Vu que les statuts de l'Internationale communiste et de ses sections se fondent sur le principe du centralisme démocratique et garantissent suffisamment le développement régulier et normal de chaque parti communiste, la séance plénière considère comme injustifiée la démission de plusieurs membres du comité directeur élus au congrès de Marseille, indépendamment des mobiles politiques de ces démissions. L'abandon des postes confiés par le parti peut être interprété, par les masses du parti, comme l'affirmation qu'il est impossible de collaborer régulièrement entre représentants de nuances différentes, à l'intérieur des cadres du centralisme démocratique et peut servir d'impulsion à la formation de fractions à l'intérieur du Parti.

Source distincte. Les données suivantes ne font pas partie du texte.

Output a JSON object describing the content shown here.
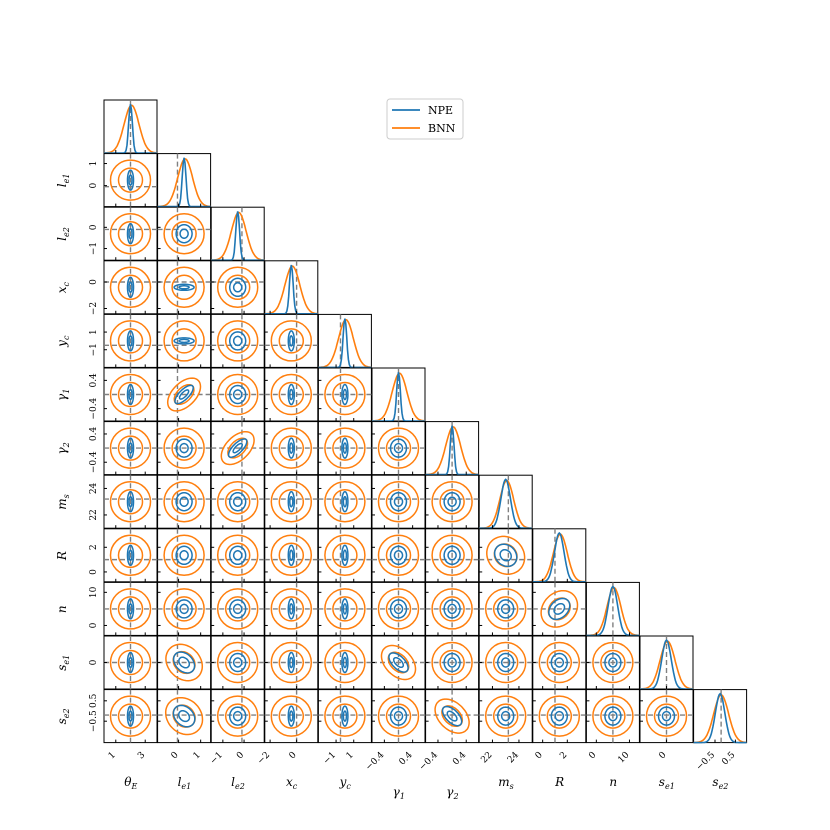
{
  "chart_data": {
    "type": "corner",
    "parameters": [
      {
        "label": "θ",
        "sub": "E",
        "ticks": [
          {
            "v": 1,
            "t": "1"
          },
          {
            "v": 3,
            "t": "3"
          }
        ],
        "range": [
          0.2,
          3.8
        ],
        "truth": 2.0
      },
      {
        "label": "l",
        "sub": "e1",
        "ticks": [
          {
            "v": 0,
            "t": "0"
          },
          {
            "v": 1,
            "t": "1"
          }
        ],
        "range": [
          -0.95,
          1.45
        ],
        "truth": -0.05
      },
      {
        "label": "l",
        "sub": "e2",
        "ticks": [
          {
            "v": -1,
            "t": "−1"
          },
          {
            "v": 0,
            "t": "0"
          }
        ],
        "range": [
          -1.55,
          0.95
        ],
        "truth": -0.1
      },
      {
        "label": "x",
        "sub": "c",
        "ticks": [
          {
            "v": -2,
            "t": "−2"
          },
          {
            "v": 0,
            "t": "0"
          }
        ],
        "range": [
          -2.4,
          1.6
        ],
        "truth": 0.0
      },
      {
        "label": "y",
        "sub": "c",
        "ticks": [
          {
            "v": -1,
            "t": "−1"
          },
          {
            "v": 1,
            "t": "1"
          }
        ],
        "range": [
          -3.0,
          3.0
        ],
        "truth": -0.5
      },
      {
        "label": "γ",
        "sub": "1",
        "ticks": [
          {
            "v": -0.4,
            "t": "−0.4"
          },
          {
            "v": 0.4,
            "t": "0.4"
          }
        ],
        "range": [
          -0.75,
          0.75
        ],
        "truth": 0.0
      },
      {
        "label": "γ",
        "sub": "2",
        "ticks": [
          {
            "v": -0.4,
            "t": "−0.4"
          },
          {
            "v": 0.4,
            "t": "0.4"
          }
        ],
        "range": [
          -0.75,
          0.75
        ],
        "truth": 0.0
      },
      {
        "label": "m",
        "sub": "s",
        "ticks": [
          {
            "v": 22,
            "t": "22"
          },
          {
            "v": 24,
            "t": "24"
          }
        ],
        "range": [
          21.0,
          25.0
        ],
        "truth": 23.2
      },
      {
        "label": "R",
        "sub": "",
        "ticks": [
          {
            "v": 0,
            "t": "0"
          },
          {
            "v": 2,
            "t": "2"
          }
        ],
        "range": [
          -0.8,
          3.5
        ],
        "truth": 1.0
      },
      {
        "label": "n",
        "sub": "",
        "ticks": [
          {
            "v": 0,
            "t": "0"
          },
          {
            "v": 10,
            "t": "10"
          }
        ],
        "range": [
          -3.0,
          13.0
        ],
        "truth": 5.0
      },
      {
        "label": "s",
        "sub": "e1",
        "ticks": [
          {
            "v": 0,
            "t": "0"
          }
        ],
        "range": [
          -0.85,
          0.85
        ],
        "truth": 0.0
      },
      {
        "label": "s",
        "sub": "e2",
        "ticks": [
          {
            "v": -0.5,
            "t": "−0.5"
          },
          {
            "v": 0.5,
            "t": "0.5"
          }
        ],
        "range": [
          -1.55,
          1.05
        ],
        "truth": -0.2
      }
    ],
    "series": [
      {
        "name": "NPE",
        "color": "#1f77b4"
      },
      {
        "name": "BNN",
        "color": "#ff7f0e"
      }
    ],
    "truth_color": "#808080",
    "legend_position": "top-center",
    "grid": false
  }
}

La séance plénière du comité exécutif exprime sa conviction absolue que la lutte contre les manifestations susindiquées des tendances anticommunistes sera menée par la majorité écrasante du parti et par toutes les institutions dirigeantes du parti. Considérant que la formation de fractions ferait inévitablement le plus grand tort au développement du parti et porterait atteinte à son autorité parmi le prolétariat, une séance plénière du comité exécutif prend connaissance avec satisfaction de la déclaration de la délégation française, suivant laquelle le comité central est prêt à prendre les mesures d'organisation nécessaires pour que la volonté du congrès de Marseille soit exécutée jusqu'au bout et intégralement, et que les camarades qui avaient démissionné fassent de nouveau partie de la direction du parti pour y accomplir un travail régulier et sans discorde.
A la Conférence, la résolution et les commentaires oraux qui en furent faits par Trotsky furent adoptés sans débat.
Il est proposé par la délégation d'entente avec l'Exécutif que, conformément aux décisions de Marseille, Souvarine reste à Moscou. Il lui est adjoint un co-délégué. Sellier accepte provisoirement de remplir la fonction, en attendant que le Comité directeur ait fait choix de son remplaçant.
Pour le Praesidium, Zinoviev propose que les deux délégués de la France soient appelés à y siéger au même titre. Souvarine juge impossible pour lui d'accepter cette proposition. Il donne sa démission publiquement. Le bureau la refuse. Quarante-huit heures après, il retire sa démission,
Tel est, camarades, le compte rendu, aussi fidèle que possible, des débats relatifs à la question intérieure française et les conclusions que nous vous soumettons. Nous nous sommes inspirés exclusivement, en les formulant, en les défendant à Moscou comme ici, de l'intérêt du Parti, du rétablissement de son unité morale, de sa dignité et aussi du souci de fidélité à la IIIe Internationale.